Let's make something clear: this is not your mom's Pocket Instamatic. The EasyShare P880 is an 8MP electronic viewfinder camera with a 24-140mm equivalent f/2.8-4.1 Schneider zoom, dedicated TTL flash shoe, RAW capture, and tons of control. In other words, it's almost an SLR, at a pedal-to-the-metal street price of $530.
If it sounds like a good deal, our test results definitely confirm it. It has Excellent resolution (an average of 1,770 lines) and stunning color accuracy, with one of the best Delta E readings we've obtained. Noise was Moderately Low up through ISO 200, just creeping into Unacceptable at ISO 400. And viewfinder accuracy, at a whopping 99 percent, beats what you get on an SLR-whether digital or traditional.
The somewhat ungainly proportions of the P880 (it's nearly as tall as it is wide) belie superb handling and control accessibility. The tall grip allows a comfortable hold even for large hands, and the shutter button and input dial are right where your index finger and thumb expect them. A slew of buttons and dials spread out over the camera may look daunting at first, but this arrangement makes for much faster adjustments than the menu-surfing demanded by so many other cameras.
One well-conceived touch: a translucent bar at the bottom of the frame (in both LCD and EVF views) that displays settings such as shutter speed, aperture, and exposure compensation.
Spin the thumbwheel to highlight the desired control in the frame, poke the Set button, and you can make that particular adjustment-although the recessed Set button is hard to find with gloved hands. Metered manual can thus be done quickly with only the thumb while the camera is at eye level; shutter- and aperture-priority auto are similarly speedy. And (four cheers for Kodak!) these on-screen controls include flash-exposure compensation.
The P880 also lets you program your favorite shooting configuration into a custom setting (actually, three of them), accessed right on the mode dial. When you do have to delve into the menus, you'll find that they're logically arranged and easy to navigate. While you're there, you'll also find surprising sophistication. For example, you can set a custom white balance from a white card or from the last picture taken, and then tweak the color using a two-axis graph on the screen.
You can check your exposures with a histogram, as well as with a graphic highlight/shadow warning. And both these features are accessed by the quick info button-no menu forays necessary.
More smartness comes by way of the battery system. The P880 is supplied with a beefy Li-ion rechargeable that consistently gave us more shots than the CIPA rating would suggest. The battery compartment can also take the skinnier Li-ion battery (the KLIC-5000) used in Kodak pocket compacts, and both battery types fit on the same charger. We could get used to interchangeability like this.
The P880 will also work with current EasyShare camera docks (for quick uploads of pictures and battery charging) and printer docks (for all of the above, plus computer-free, one-touch 4x6-inch dye-sub printing).

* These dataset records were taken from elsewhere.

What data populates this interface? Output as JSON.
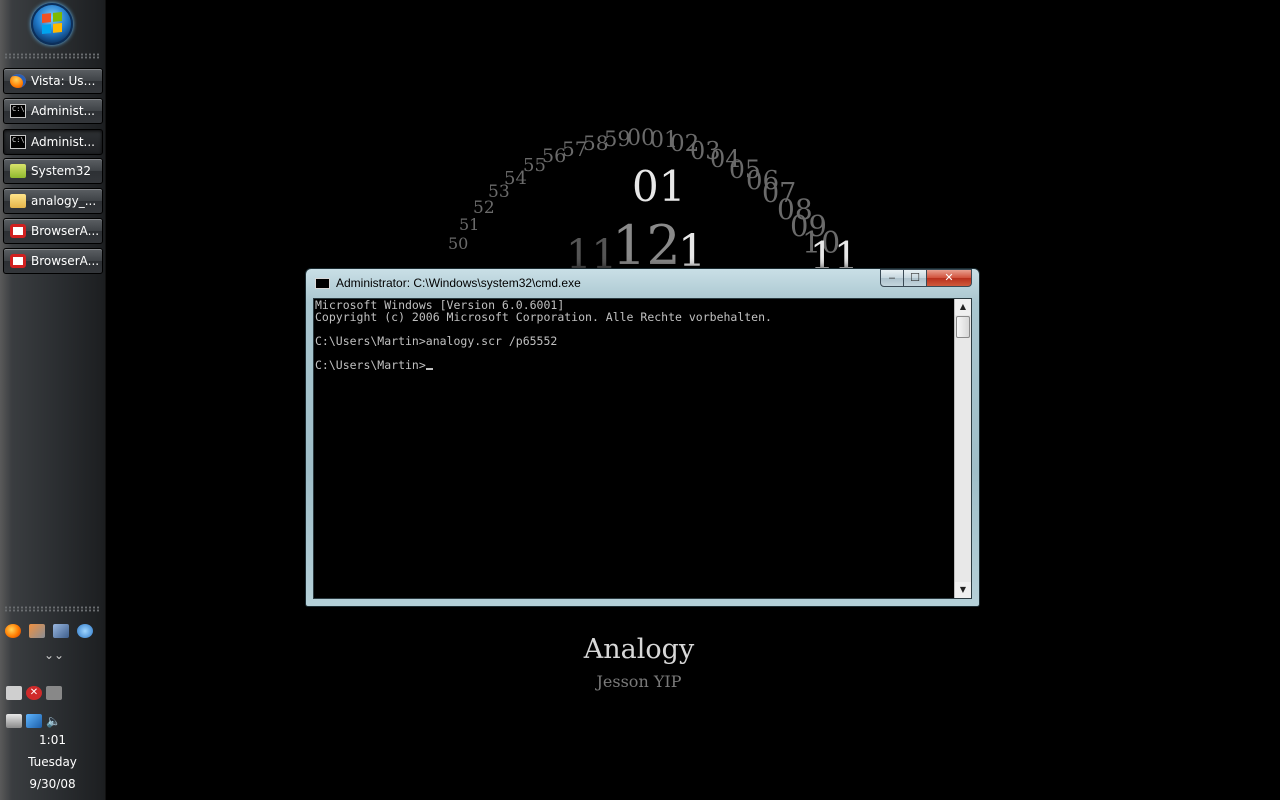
{
  "taskbar": {
    "start_orb_icon": "windows-start-orb-icon",
    "buttons": [
      {
        "label": "Vista: Use...",
        "icon": "firefox-icon",
        "active": false
      },
      {
        "label": "Administ...",
        "icon": "cmd-icon",
        "active": false
      },
      {
        "label": "Administ...",
        "icon": "cmd-icon",
        "active": true
      },
      {
        "label": "System32",
        "icon": "folder-icon",
        "active": false
      },
      {
        "label": "analogy_...",
        "icon": "folder-icon",
        "active": false
      },
      {
        "label": "BrowserA...",
        "icon": "browser-icon",
        "active": false
      },
      {
        "label": "BrowserA...",
        "icon": "browser-icon",
        "active": false
      }
    ],
    "quick_launch_icons": [
      "firefox-icon",
      "network-icon",
      "tool-icon",
      "internet-icon"
    ],
    "expand_chevron": "»",
    "tray_icons_row1": [
      "camera-icon",
      "security-shield-icon",
      "monitor-icon"
    ],
    "tray_icons_row2": [
      "battery-icon",
      "network-status-icon",
      "volume-icon"
    ],
    "clock": {
      "time": "1:01",
      "day": "Tuesday",
      "date": "9/30/08"
    }
  },
  "cmd_window": {
    "title": "Administrator: C:\\Windows\\system32\\cmd.exe",
    "buttons": {
      "minimize": "‒",
      "maximize": "☐",
      "close": "✕"
    },
    "console_lines": [
      "Microsoft Windows [Version 6.0.6001]",
      "Copyright (c) 2006 Microsoft Corporation. Alle Rechte vorbehalten.",
      "",
      "C:\\Users\\Martin>analogy.scr /p65552",
      "",
      "C:\\Users\\Martin>"
    ],
    "scroll_up": "▲",
    "scroll_down": "▼"
  },
  "screensaver": {
    "title": "Analogy",
    "author": "Jesson YIP",
    "dial_numbers": [
      "50",
      "51",
      "52",
      "53",
      "54",
      "55",
      "56",
      "57",
      "58",
      "59",
      "00",
      "01",
      "02",
      "03",
      "04",
      "05",
      "06",
      "07",
      "08",
      "09",
      "10"
    ],
    "big_numbers": {
      "minutes": "01",
      "hours": "12",
      "one": "1",
      "eleven": "11"
    },
    "colors": {
      "background": "#000000",
      "dim_numbers": "#6a6a6a",
      "bright_numbers": "#e8e8e8"
    }
  }
}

This is a hard camera to find fault with. The 237,000-pixel EVF is a bit on the grainy side, but it has decent magnification, provides excellent eye relief for eyeglass wearers, and has very fast redraw-almost no jumpiness even during quick panning. If you shoot with both eyes open, you may notice a slight tilt in the viewfinder image, but this has no effect on the final image. The autofocusing can be quite balky in low light, even when focusing on a detail with the bright (and very obtrusive) red focus-assist lamp. The oddest (and most annoying) anomaly is the automatic orientation sensor: If you take a vertical shot, the camera will balk, sometimes for several seconds, while it's storing the image. The simple fix: Use the menu to turn off the orientation sensor.